Another point for Haskell
In Round 1 I described the task: find the number of “Titles” in an HTML file. I started with the Python implementation, and wrote this test:
def test_finds_the_correct_number_of_titles(): assert title_count() == 59
Very simple: I had already downloaded the web page and so this function had to do just two things: (1) read in the file, and then (2) parse the html & count the Title sections.
Not so simple in Haskell
Anyone who’s done Haskell might be able to guess at the problem I was about to have: The very same test, written in Haskell, wouldn’t compile!
it "finds the correct number of titles" $ titleCount `shouldBe` 59
There was no simple way to write that function to do both, read the file and parse it, finally returning a simple integer. I realized that the blocker was Haskell’s famous separation between pure and impure code. Using I/O (reading a file) is an impure task, and so anything combined with it becomes impure. My function’s return value would be locked in an I/O wrapper of sorts.
I got frustrated and thought about dumping Haskell. “Just another example of how it’s too difficult for practical work,” I thought.

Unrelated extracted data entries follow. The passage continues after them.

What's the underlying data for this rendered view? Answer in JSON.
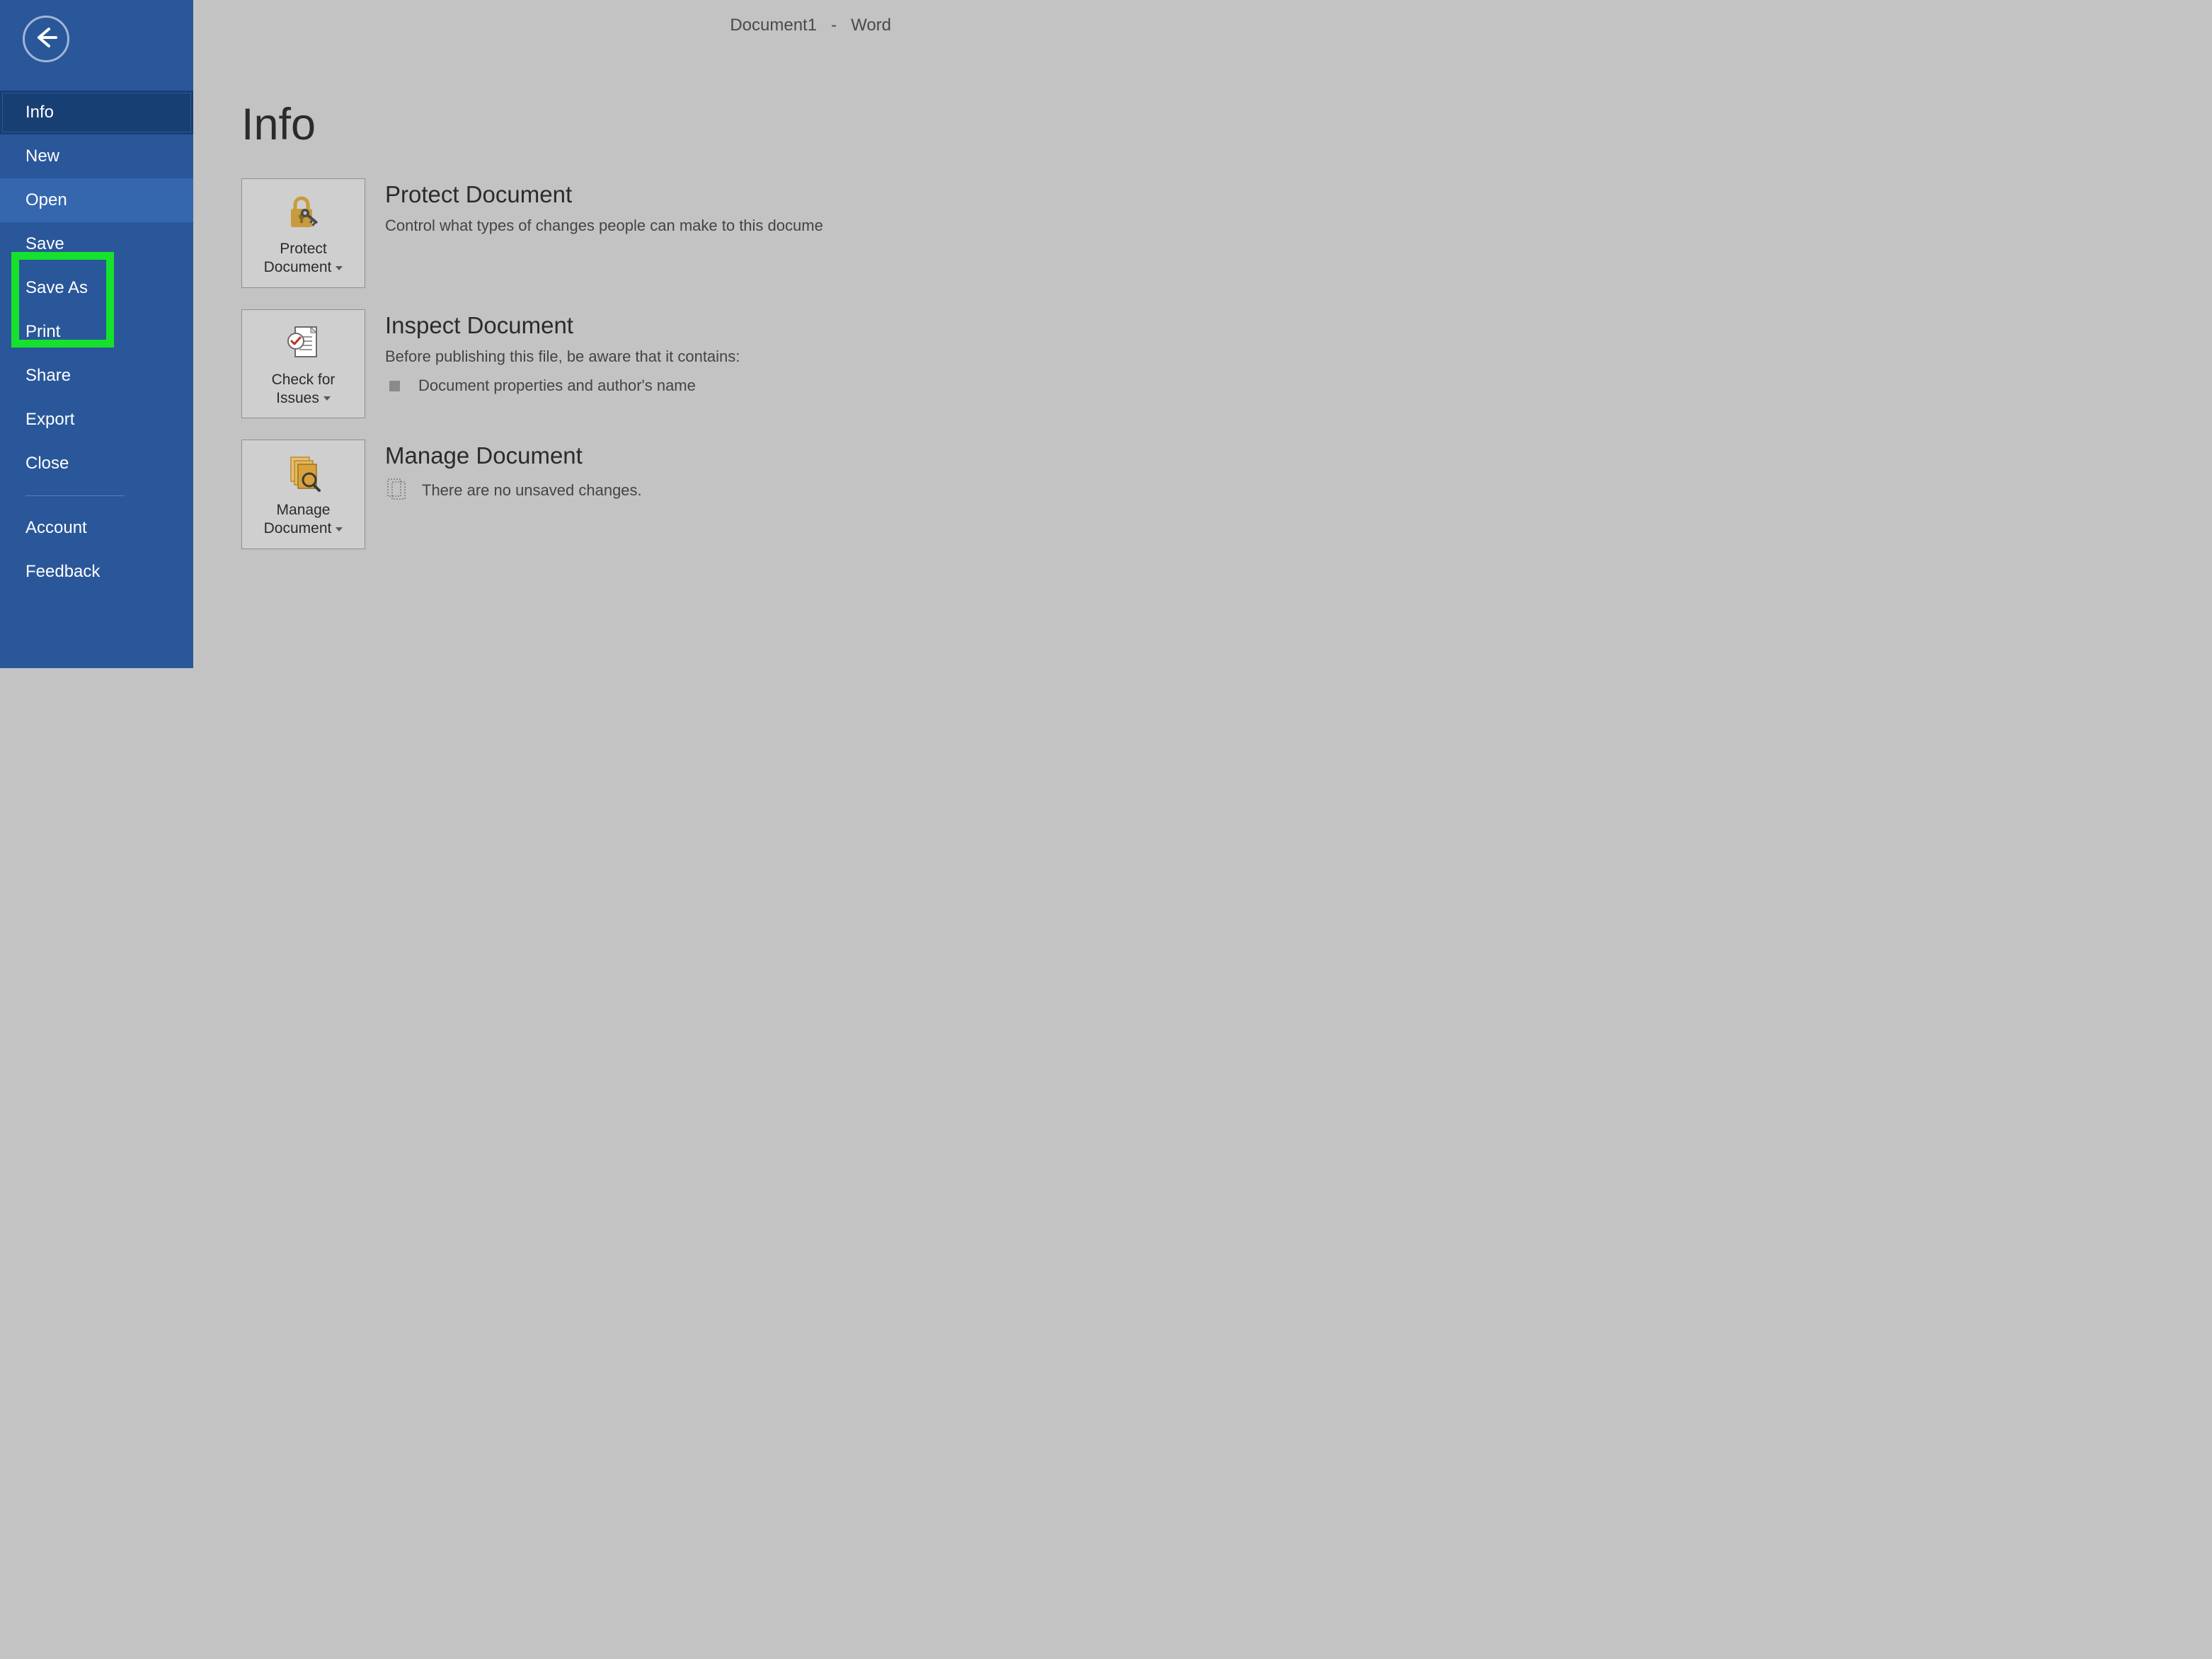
{
  "titlebar": {
    "doc_name": "Document1",
    "separator": "-",
    "app_name": "Word"
  },
  "sidebar": {
    "items": [
      {
        "label": "Info",
        "state": "selected"
      },
      {
        "label": "New",
        "state": ""
      },
      {
        "label": "Open",
        "state": "hover"
      },
      {
        "label": "Save",
        "state": ""
      },
      {
        "label": "Save As",
        "state": ""
      },
      {
        "label": "Print",
        "state": ""
      },
      {
        "label": "Share",
        "state": ""
      },
      {
        "label": "Export",
        "state": ""
      },
      {
        "label": "Close",
        "state": ""
      }
    ],
    "footer_items": [
      {
        "label": "Account"
      },
      {
        "label": "Feedback"
      }
    ],
    "highlighted_items": [
      "Save",
      "Save As"
    ],
    "highlight_color": "#16e22d"
  },
  "page": {
    "title": "Info",
    "sections": {
      "protect": {
        "button_line1": "Protect",
        "button_line2": "Document",
        "heading": "Protect Document",
        "description": "Control what types of changes people can make to this docume"
      },
      "inspect": {
        "button_line1": "Check for",
        "button_line2": "Issues",
        "heading": "Inspect Document",
        "description": "Before publishing this file, be aware that it contains:",
        "bullet": "Document properties and author's name"
      },
      "manage": {
        "button_line1": "Manage",
        "button_line2": "Document",
        "heading": "Manage Document",
        "status": "There are no unsaved changes."
      }
    }
  },
  "colors": {
    "sidebar_bg": "#2a579a",
    "sidebar_selected": "#183f74",
    "sidebar_hover": "#3567af",
    "main_bg": "#c3c3c3",
    "button_bg": "#cfcfcf",
    "lock_gold": "#c89b3c",
    "check_red": "#b93027",
    "manage_amber": "#d9a13b"
  }
}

But then I wondered how hard it would be to read in the file as a fixture in the test, and then call the function? I’d just need to pass the html as a parameter. And yep, this worked:
it "finds the correct number of titles" $ do html <- readFile "nrs.html" titleCount html `shouldBe` 59
As I refactored the code to pass this test, I realized that this is much better: Doing I/O and algorithmic work should always be separate. I had been a little sloppy or lazy in setting up my first task. The app with the Haskell-inspired change will be more reliable and easier to test, regardless which language it ends up being written in.

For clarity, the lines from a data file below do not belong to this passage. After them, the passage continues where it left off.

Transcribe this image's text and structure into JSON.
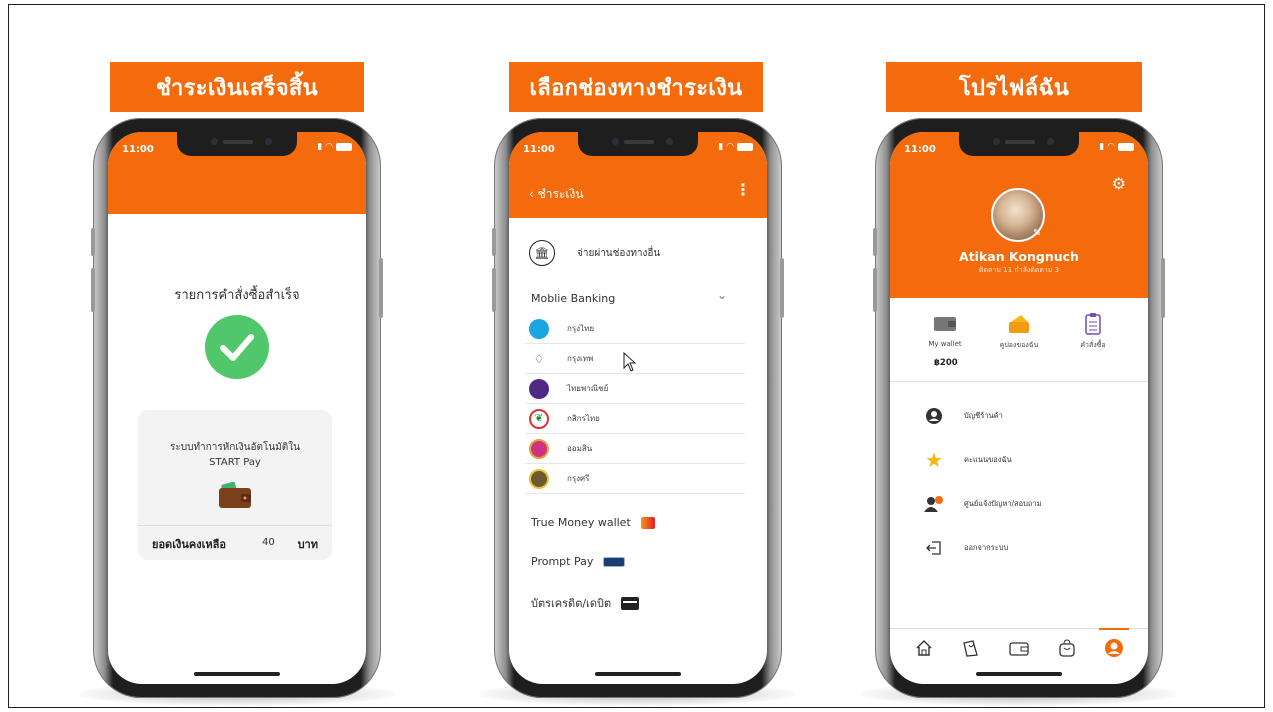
{
  "colors": {
    "brand": "#f36b0c",
    "success": "#4fc76a"
  },
  "banners": {
    "b1": "ชำระเงินเสร็จสิ้น",
    "b2": "เลือกช่องทางชำระเงิน",
    "b3": "โปรไฟล์ฉัน"
  },
  "status": {
    "time": "11:00"
  },
  "success_screen": {
    "title": "รายการคำสั่งซื้อสำเร็จ",
    "card_line1": "ระบบทำการหักเงินอัตโนมัติใน",
    "card_line2": "START Pay",
    "balance_label": "ยอดเงินคงเหลือ",
    "balance_amount": "40",
    "balance_unit": "บาท"
  },
  "payment_screen": {
    "header_title": "ชำระเงิน",
    "other_channel": "จ่ายผ่านช่องทางอื่น",
    "mobile_banking": "Moblie Banking",
    "banks": [
      {
        "name": "กรุงไทย",
        "icon": "ktb-logo",
        "color": "#1ba5e1"
      },
      {
        "name": "กรุงเทพ",
        "icon": "bbl-logo",
        "color": "#1e4598"
      },
      {
        "name": "ไทยพาณิชย์",
        "icon": "scb-logo",
        "color": "#4e2a84"
      },
      {
        "name": "กสิกรไทย",
        "icon": "kbank-logo",
        "color": "#138f2d"
      },
      {
        "name": "ออมสิน",
        "icon": "gsb-logo",
        "color": "#d1327f"
      },
      {
        "name": "กรุงศรี",
        "icon": "krungsri-logo",
        "color": "#6d5a2e"
      }
    ],
    "true_money": "True Money wallet",
    "prompt_pay": "Prompt Pay",
    "card": "บัตรเครดิต/เดบิต"
  },
  "profile_screen": {
    "name": "Atikan Kongnuch",
    "follow_text": "ติดตาม 11 กำลังติดตาม 3",
    "quick": [
      {
        "label": "My wallet",
        "icon": "wallet-icon"
      },
      {
        "label": "คูปองของฉัน",
        "icon": "coupon-icon"
      },
      {
        "label": "คำสั่งซื้อ",
        "icon": "order-list-icon"
      }
    ],
    "wallet_value": "฿200",
    "menu": [
      {
        "label": "บัญชีร้านค้า",
        "icon": "account-icon"
      },
      {
        "label": "คะแนนของฉัน",
        "icon": "star-icon"
      },
      {
        "label": "ศูนย์แจ้งปัญหา/สอบถาม",
        "icon": "support-icon"
      },
      {
        "label": "ออกจากระบบ",
        "icon": "logout-icon"
      }
    ],
    "tabs": [
      "home-icon",
      "shop-icon",
      "wallet-icon",
      "bag-icon",
      "profile-icon"
    ]
  }
}
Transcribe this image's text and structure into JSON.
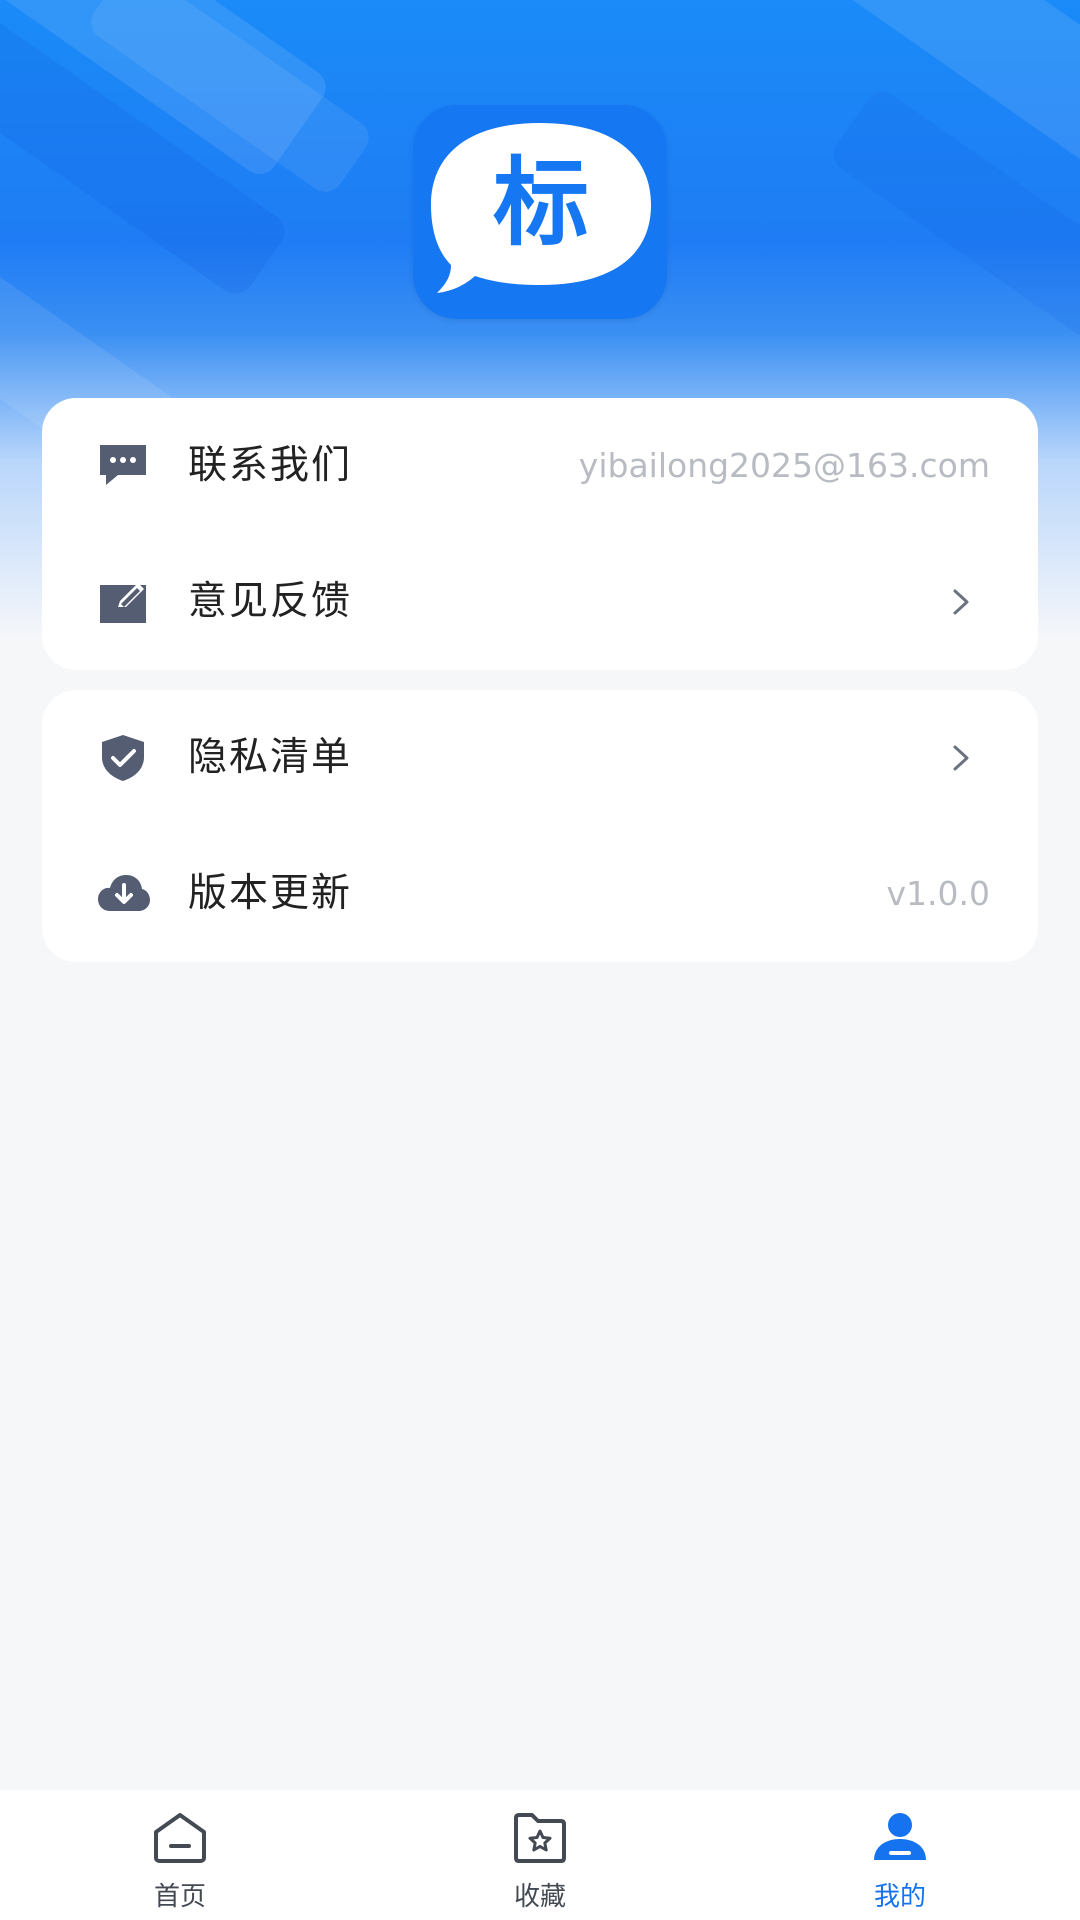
{
  "app": {
    "logo_glyph": "标",
    "brand_color": "#1577f2"
  },
  "menu_groups": [
    {
      "items": [
        {
          "label": "联系我们",
          "value": "yibailong2025@163.com",
          "icon": "message-icon"
        },
        {
          "label": "意见反馈",
          "icon": "edit-icon",
          "has_chevron": true
        }
      ]
    },
    {
      "items": [
        {
          "label": "隐私清单",
          "icon": "shield-check-icon",
          "has_chevron": true
        },
        {
          "label": "版本更新",
          "value": "v1.0.0",
          "icon": "cloud-download-icon"
        }
      ]
    }
  ],
  "tabbar": {
    "tabs": [
      {
        "label": "首页",
        "icon": "home-icon",
        "active": false
      },
      {
        "label": "收藏",
        "icon": "favorites-folder-icon",
        "active": false
      },
      {
        "label": "我的",
        "icon": "user-icon",
        "active": true
      }
    ],
    "active_color": "#1573f0",
    "inactive_color": "#444a53"
  }
}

- Why learning Haskell makes you a better programmer, blog post and Hacker News discussion.
- r/Haskell discussion and disagreement about this post.
- Python vs. Haskell round 1: Test Output.
If that already improves your design, QuickCheck will blow you away.
(The Python port is called hypothesis. Also highly recommended.)
I’m really enjoying this series. At the end of it, of course, one of the two languages may have more ‘points’, but not all points are equal.